As I mentioned in my last post, the Museum of Art is on the promenade, and on the ground surrounding the building they have a sculpture park.  The current exhibition is "Heaven, Earth, and Man," and while the title didn't make an enormous amount of sense to me, I enjoyed seeing the sculpture anyways.

I was also happy to find some street art in Hong Kong.  Actually, since it was so bloody hot and I didn't feel like getting heat rash in the name of a school trip that probably won't come here, I didn't end up chasing down any galleries.  That made finding street art a welcome boon.  I was especially pleased to see yarn bombing on this hand rail.  I've never seen yarn bombing anywhere other than the internet.  To see it in the actual world made it a real thing.
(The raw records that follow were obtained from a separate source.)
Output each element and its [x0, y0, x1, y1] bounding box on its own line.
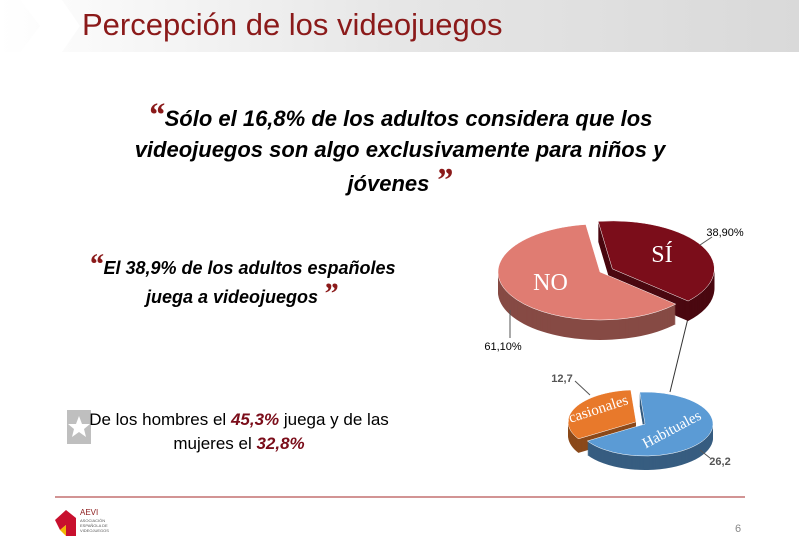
logo-text: ASOCIACIÓN	[80, 518, 105, 523]
note-text: juega y de las mujeres el	[173, 410, 389, 453]
leader-line	[699, 449, 711, 459]
quote-mark: ”	[323, 277, 339, 310]
value-label: 38,90%	[706, 227, 744, 239]
quote-text: Sólo el 16,8% de los adultos considera q…	[134, 106, 666, 196]
pie-slice	[597, 220, 715, 302]
quote-block: “Sólo el 16,8% de los adultos considera …	[110, 97, 690, 199]
pie-slice	[586, 391, 714, 457]
page-number: 6	[735, 523, 741, 535]
leader-line	[574, 380, 591, 396]
note-figure: 32,8%	[256, 434, 305, 453]
leader-line	[699, 236, 713, 246]
logo-mark	[55, 510, 76, 536]
quote-block: “El 38,9% de los adultos españoles juega…	[82, 250, 402, 310]
pie-slice	[497, 224, 677, 321]
quote-mark: “	[147, 97, 165, 134]
slice-label: SÍ	[651, 242, 672, 268]
note-figure: 45,3%	[230, 410, 280, 429]
quote-text: El 38,9% de los adultos españoles juega …	[103, 258, 396, 307]
slide-title: Percepción de los videojuegos	[82, 7, 503, 42]
value-label: 26,2	[709, 456, 730, 468]
quote-mark: “	[88, 248, 104, 281]
star-icon	[68, 416, 90, 437]
quote-mark: ”	[435, 162, 453, 199]
slice-label: NO	[533, 270, 568, 296]
connector	[669, 309, 691, 393]
logo-text: ESPAÑOLA DE	[80, 523, 108, 528]
logo-text: VIDEOJUEGOS	[80, 528, 109, 533]
logo-name: AEVI	[80, 508, 98, 517]
value-label: 12,7	[551, 373, 572, 385]
header-band	[0, 0, 799, 52]
note: De los hombres el 45,3% juega y de las m…	[84, 408, 394, 456]
logo-mark-accent	[60, 525, 66, 536]
header-chevron	[20, 0, 80, 52]
note-text: De los hombres el	[89, 410, 231, 429]
pie-slice	[567, 389, 637, 440]
value-label: 61,10%	[484, 341, 522, 353]
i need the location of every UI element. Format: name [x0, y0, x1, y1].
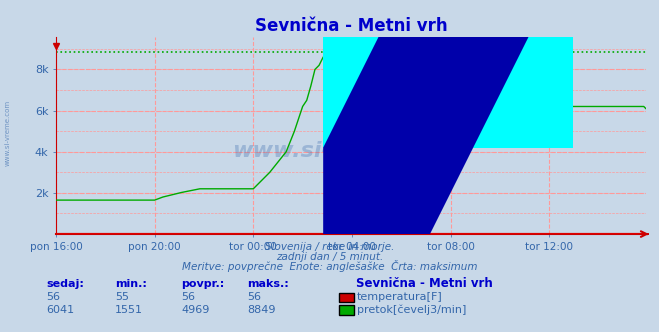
Text: 8849: 8849	[247, 305, 275, 315]
Text: www.si-vreme.com: www.si-vreme.com	[5, 100, 11, 166]
Polygon shape	[323, 0, 573, 332]
Text: temperatura[F]: temperatura[F]	[357, 292, 443, 302]
Text: min.:: min.:	[115, 279, 147, 289]
Text: 1551: 1551	[115, 305, 143, 315]
Text: 56: 56	[46, 292, 60, 302]
Text: 56: 56	[247, 292, 261, 302]
Text: Sevnična - Metni vrh: Sevnična - Metni vrh	[356, 277, 493, 290]
Text: povpr.:: povpr.:	[181, 279, 225, 289]
Title: Sevnična - Metni vrh: Sevnična - Metni vrh	[254, 17, 447, 35]
Text: 55: 55	[115, 292, 129, 302]
Polygon shape	[323, 0, 573, 148]
Text: Slovenija / reke in morje.: Slovenija / reke in morje.	[265, 242, 394, 252]
Text: 56: 56	[181, 292, 195, 302]
Text: www.si-vreme.com: www.si-vreme.com	[232, 141, 470, 161]
Text: pretok[čevelj3/min]: pretok[čevelj3/min]	[357, 304, 467, 315]
Text: zadnji dan / 5 minut.: zadnji dan / 5 minut.	[276, 252, 383, 262]
Text: maks.:: maks.:	[247, 279, 289, 289]
Text: 4969: 4969	[181, 305, 210, 315]
Text: Meritve: povprečne  Enote: anglešaške  Črta: maksimum: Meritve: povprečne Enote: anglešaške Črt…	[182, 260, 477, 272]
Text: sedaj:: sedaj:	[46, 279, 84, 289]
Text: 6041: 6041	[46, 305, 74, 315]
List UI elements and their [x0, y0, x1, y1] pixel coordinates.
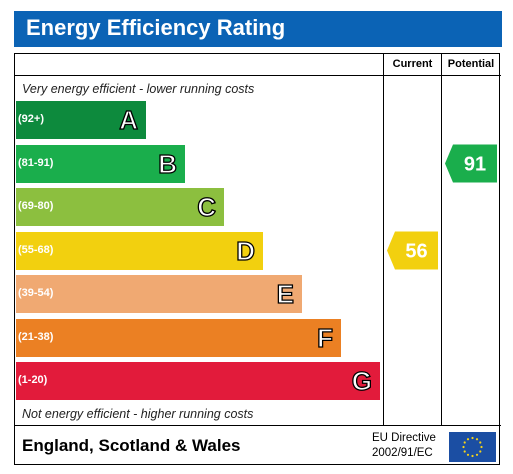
band-letter-g: G: [351, 365, 373, 396]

For a long time, Hong Kong's street art was the domain of one man, the self-proclaimed King of Kowloon.   Since his death in 2007 there has been public pressure to protect his legacy, but I was pleased to see that other artists were continuing the tradition - perhaps not in his medium, because he was a calligrapher, but at least were making public works of art.
The last day I was there, I decided to take a friend's advice and ride the trolley along the length of Hong Kong Island, and stop by the IKEA at Causeway Bay for some frames.  Well, on my way to IKEA, I saw a poster advertising an exhibit about the art of Studio Ghibli at the Hong Kong Heritage Museum.  This seemed like a start at making up for the fact that I didn't make it to the Ghibli Museum when I was in Tokyo, so when I brought my haul back to the Mansion I went online to figure out where the Heritage Museum was.  It turned out to be "way out there."  (Not really, but considering most of my wanderings were confined to a fairly limited space, Sha Tin is pretty far out of the way).  It was a cool show and I'd wished I could have taken my students who are interested in animation, because I think they could have gotten a lot out of it.  However, my feet were worn the heck out and it didn't seem to be that well air conditioned and I was just kind of done with Hong Kong, so I didn't stay long.

And speaking of being done with Hong Kong, that's all, folks.